If You Think You’re Enlightened, Have Kids
Spiritual teacher Ram Dass reportedly once said, ‘If you think you’re enlightened, spend a weekend with your parents.’ I would like to modify that to ‘have kids.’ Of course, having kids is a much bigger time commitment than spending a weekend with your parents. Instead, you get YEARS of weekends in which birthday parties, G-rated movies, and Chuckie Cheese’s qualify as high excitement. But that isn’t really what makes having kids such a spiritual reality check. The value is that you have a built in test of your ego and self-awareness on every front.
I know alot of women who were sure before they had kids that they were nothing like their own mothers, and would parent their own kids very differently. They had worked through their own issues, read all the latest parenting books, and would not nag/yell/bribe/criticize/control/threaten [insert parential sin of your choice here] their own kids. And yet when confronted with the day-in and day-out emotional challenge that parenting can often be, they found themselves issuing some phrase right out of their own mom’s playbook. A friend of mine recently called to bemoan the fact that she had desperately yelled ‘you just wait until your father gets home’ at her children, a threat from her own childhood she had vowed she would never use.
It’s easy to be peaceful in a spiritual ivory tower, where your ego is unchecked and little occurs to trigger anger, frustration, or any latent negative emotional patterns.
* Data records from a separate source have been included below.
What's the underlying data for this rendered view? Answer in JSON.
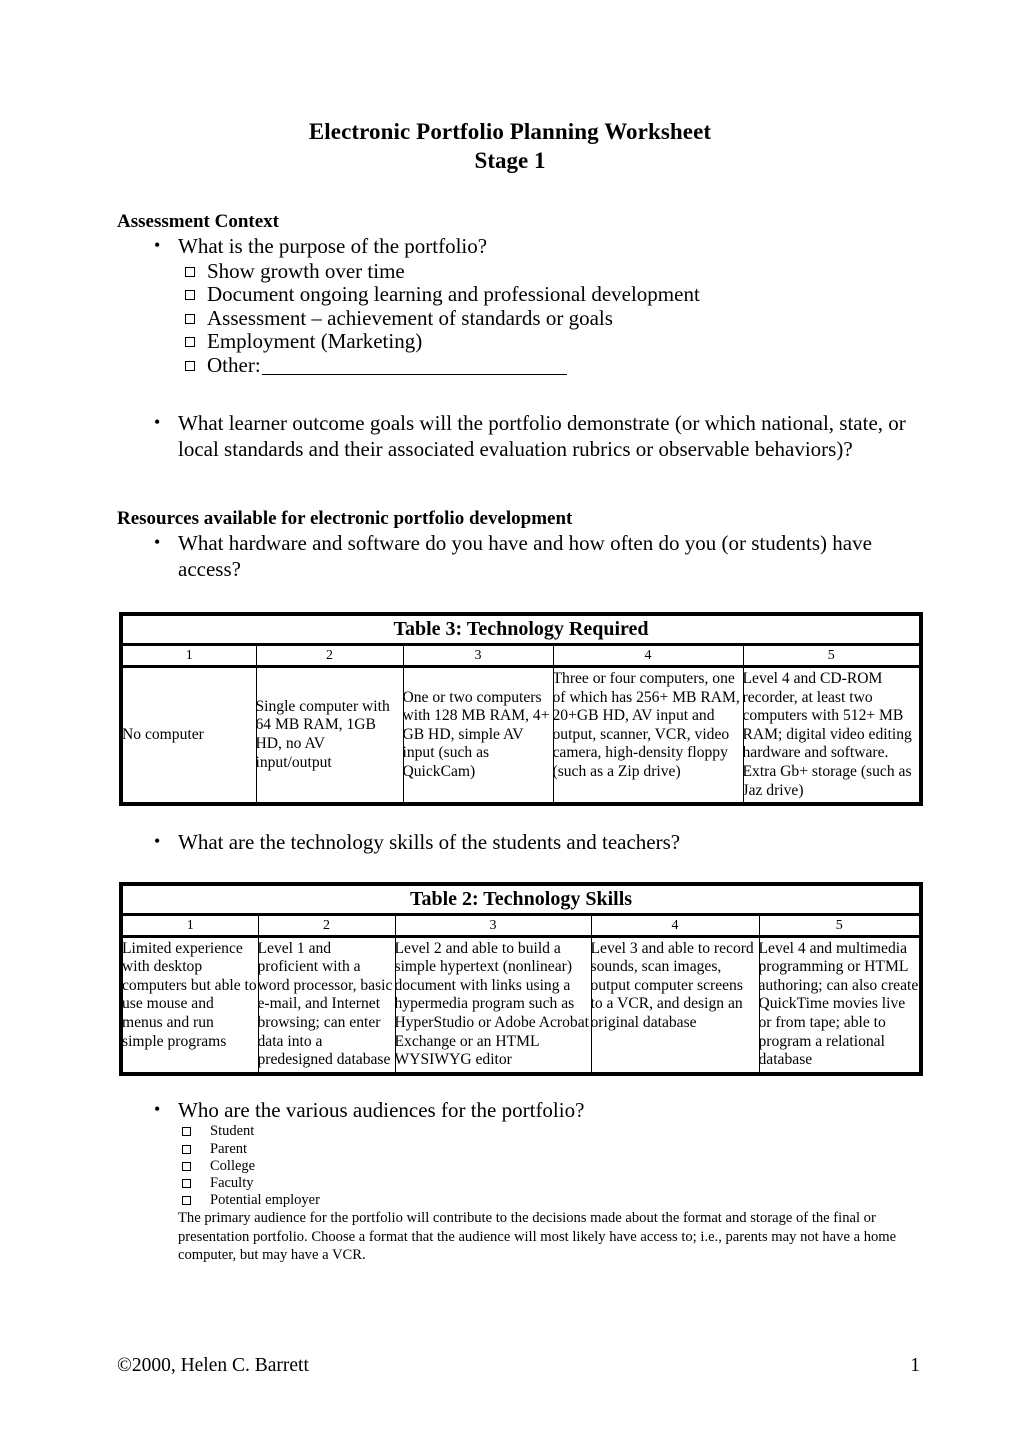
{
  "document": {
    "title": "Electronic Portfolio Planning Worksheet",
    "subtitle": "Stage 1"
  },
  "assessment_context": {
    "heading": "Assessment Context",
    "question_purpose": "What is the purpose of the portfolio?",
    "purpose_options": [
      "Show growth over time",
      "Document ongoing learning and professional development",
      "Assessment – achievement of standards or goals",
      "Employment (Marketing)"
    ],
    "other_label": "Other:",
    "question_outcomes": "What learner outcome goals will the portfolio demonstrate (or which national, state, or local standards and their associated evaluation rubrics or observable behaviors)?"
  },
  "resources": {
    "heading": "Resources available for electronic portfolio development",
    "question_hardware": "What hardware and software do you have and how often do you (or students) have access?",
    "question_skills": "What are the technology skills of the students and teachers?",
    "question_audiences": "Who are the various audiences for the portfolio?",
    "audience_options": [
      "Student",
      "Parent",
      "College",
      "Faculty",
      "Potential employer"
    ],
    "audience_note": "The primary audience for the portfolio will contribute to the decisions made about the format and storage of the final or presentation portfolio. Choose a format that the audience will most likely have access to; i.e., parents may not have a home computer, but may have a VCR."
  },
  "table3": {
    "caption": "Table 3: Technology Required",
    "levels": [
      "1",
      "2",
      "3",
      "4",
      "5"
    ],
    "cells": [
      "No computer",
      "Single computer with 64 MB RAM, 1GB HD, no AV input/output",
      "One or two computers with 128 MB RAM, 4+ GB HD, simple AV input (such as QuickCam)",
      "Three or four computers, one of which has 256+ MB RAM, 20+GB HD, AV input and output, scanner, VCR, video camera, high-density floppy (such as a Zip drive)",
      "Level 4 and CD-ROM recorder, at least two computers with 512+ MB RAM; digital video editing hardware and software. Extra Gb+ storage (such as Jaz drive)"
    ]
  },
  "table2": {
    "caption": "Table 2: Technology Skills",
    "levels": [
      "1",
      "2",
      "3",
      "4",
      "5"
    ],
    "cells": [
      "Limited experience with desktop computers but able to use mouse and menus and run simple programs",
      "Level 1 and proficient with a word processor, basic e-mail, and Internet browsing; can enter data into a predesigned database",
      "Level 2 and able to build a simple hypertext (nonlinear) document with links using a hypermedia program such as HyperStudio or Adobe Acrobat Exchange or an HTML WYSIWYG editor",
      "Level 3 and able to record sounds, scan images, output computer screens to a VCR, and design an original database",
      "Level 4 and multimedia programming or HTML authoring; can also create QuickTime movies live or from tape; able to program a relational database"
    ]
  },
  "footer": {
    "copyright": "©2000, Helen C. Barrett",
    "page_number": "1"
  }
}
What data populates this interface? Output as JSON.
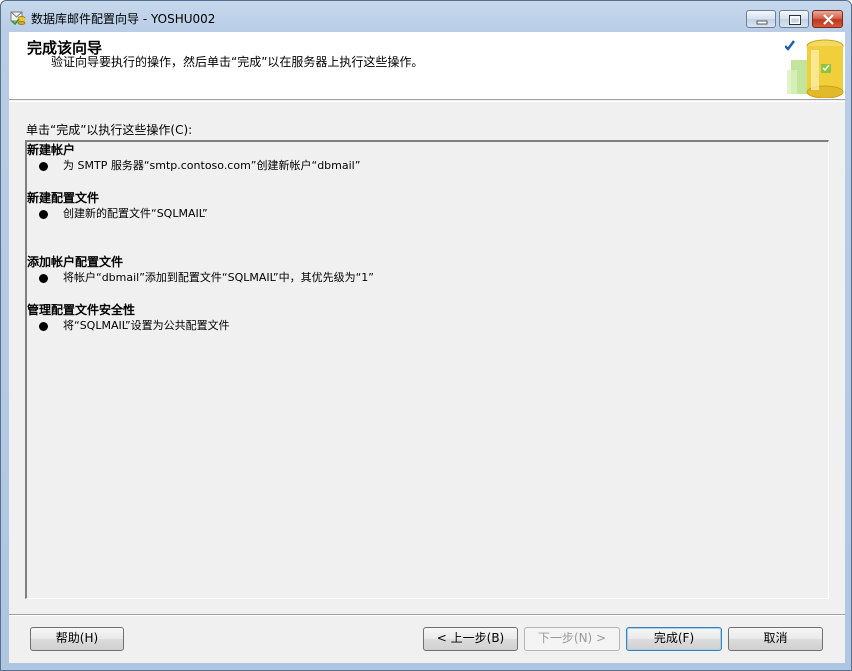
{
  "window": {
    "title": "数据库邮件配置向导 - YOSHU002",
    "icon": "database-mail-wizard-icon"
  },
  "header": {
    "title": "完成该向导",
    "subtitle": "验证向导要执行的操作，然后单击“完成”以在服务器上执行这些操作。",
    "image": "database-checkmark-icon"
  },
  "main": {
    "instruction": "单击“完成”以执行这些操作(C):",
    "sections": [
      {
        "heading": "新建帐户",
        "items": [
          "为 SMTP 服务器“smtp.contoso.com”创建新帐户“dbmail”"
        ]
      },
      {
        "heading": "新建配置文件",
        "items": [
          "创建新的配置文件“SQLMAIL”"
        ]
      },
      {
        "heading": "添加帐户配置文件",
        "items": [
          "将帐户“dbmail”添加到配置文件“SQLMAIL”中，其优先级为“1”"
        ]
      },
      {
        "heading": "管理配置文件安全性",
        "items": [
          "将“SQLMAIL”设置为公共配置文件"
        ]
      }
    ]
  },
  "footer": {
    "help_label": "帮助(H)",
    "back_label": "< 上一步(B)",
    "next_label": "下一步(N) >",
    "finish_label": "完成(F)",
    "cancel_label": "取消"
  },
  "colors": {
    "title_bar": "#b9cde6",
    "client_bg": "#f0f0f0",
    "close_button": "#c0381d"
  }
}
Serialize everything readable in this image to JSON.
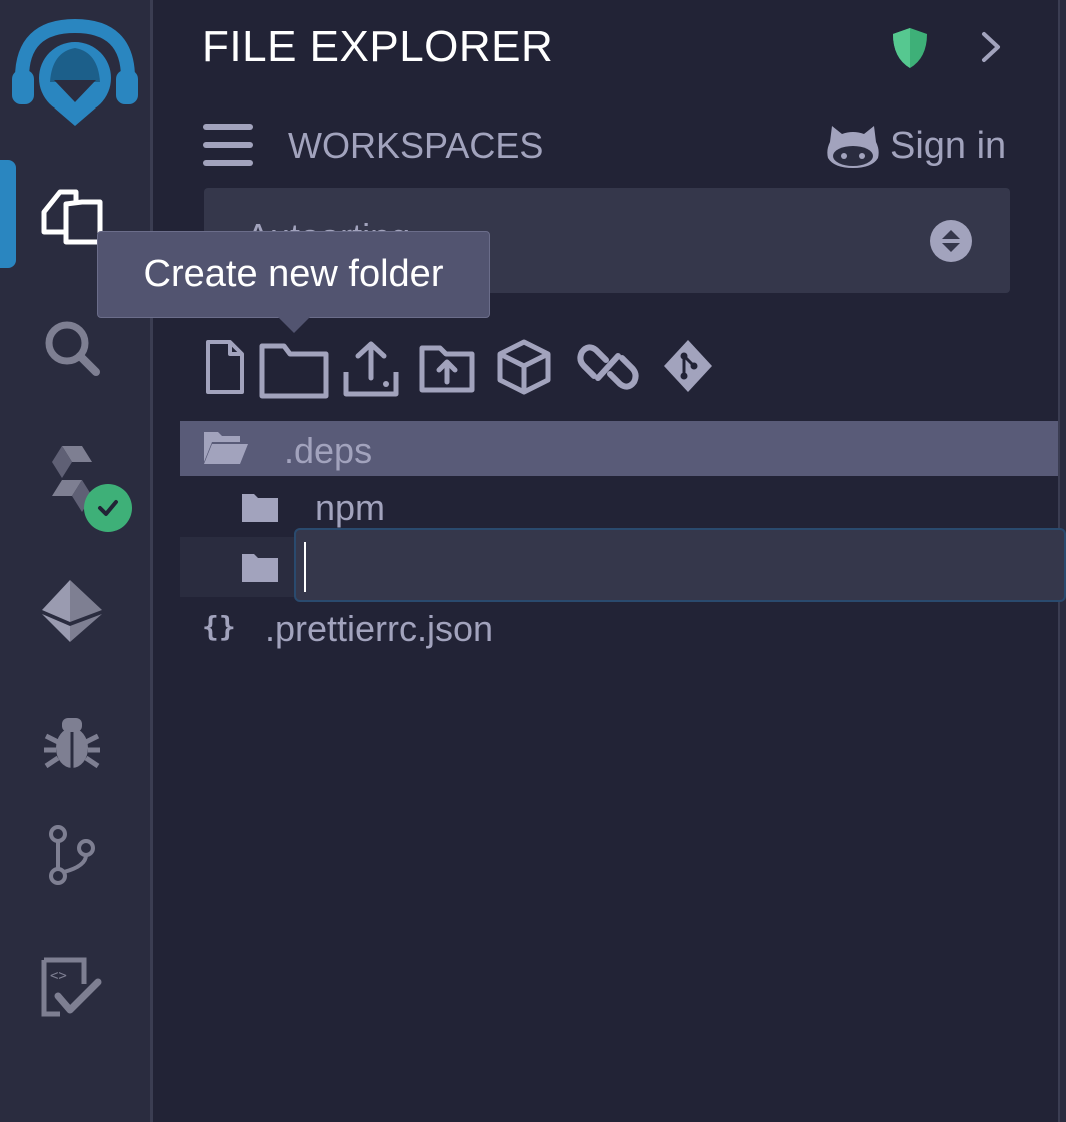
{
  "panel": {
    "title": "FILE EXPLORER",
    "workspaces_label": "WORKSPACES",
    "sign_in": "Sign in",
    "workspace_select_value": "Autoarting"
  },
  "tooltip": {
    "text": "Create new folder"
  },
  "icons": {
    "sidebar": [
      "remix-logo-icon",
      "file-explorer-icon",
      "search-icon",
      "solidity-compiler-icon",
      "deploy-run-icon",
      "debugger-icon",
      "git-icon",
      "unit-testing-icon"
    ],
    "toolbar": [
      "new-file-icon",
      "new-folder-icon",
      "upload-file-icon",
      "upload-folder-icon",
      "ipfs-icon",
      "link-icon",
      "git-clone-icon"
    ]
  },
  "tree": {
    "deps": ".deps",
    "npm": "npm",
    "new_folder_input": "",
    "prettierrc": ".prettierrc.json"
  },
  "colors": {
    "background": "#222336",
    "sidebar": "#2a2c3f",
    "accent": "#2a86c0",
    "selected_row": "#595b78",
    "text": "#a2a3bd",
    "success": "#3eb078"
  }
}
For this reason, some Buddhist monasteries require their monks to rotate between three-month shifts within the monastery walls and out in the ‘real world’ employed in service-oriented labor. With time, anyone can learn to quiet their mind and pacify their emotions while living a controlled, serene life. But this is really just a skill, it doesn’t necessarily mean any true self-awareness or growth has occurred. I have met alot of people that could meditate quite well, calming their minds and beings on retreat, but when confronted with a true life challenge, lost it entirely, and fell back on old, often destructive, emotional habits.
So this is the spiritual value of kids (or part of it anyway, as there is so much to be mined from it I think.) On a daily basis they help us see ourselves, our emotional patterns, and our internal blocks to spiritual light and freedom very clearly. And they provide us with an eighteen year (give or take a few years) intensive to work on them! Of course the issue for many of us is that we feel like there isn’t enough time in our lives to process what we learn, or to center ourselves enough to change our habitual reactions. This is part of the value of fitting some regular meditation or contemplation time into our lives. It gives us a reference point, and helps us build our ‘peaceful’ muscles. To me, meditating and parenting are together the perfect modern version of the Buddhist monastery/service rotation cycle. We ‘mommy mystics’ just do it every day, instead of every three months.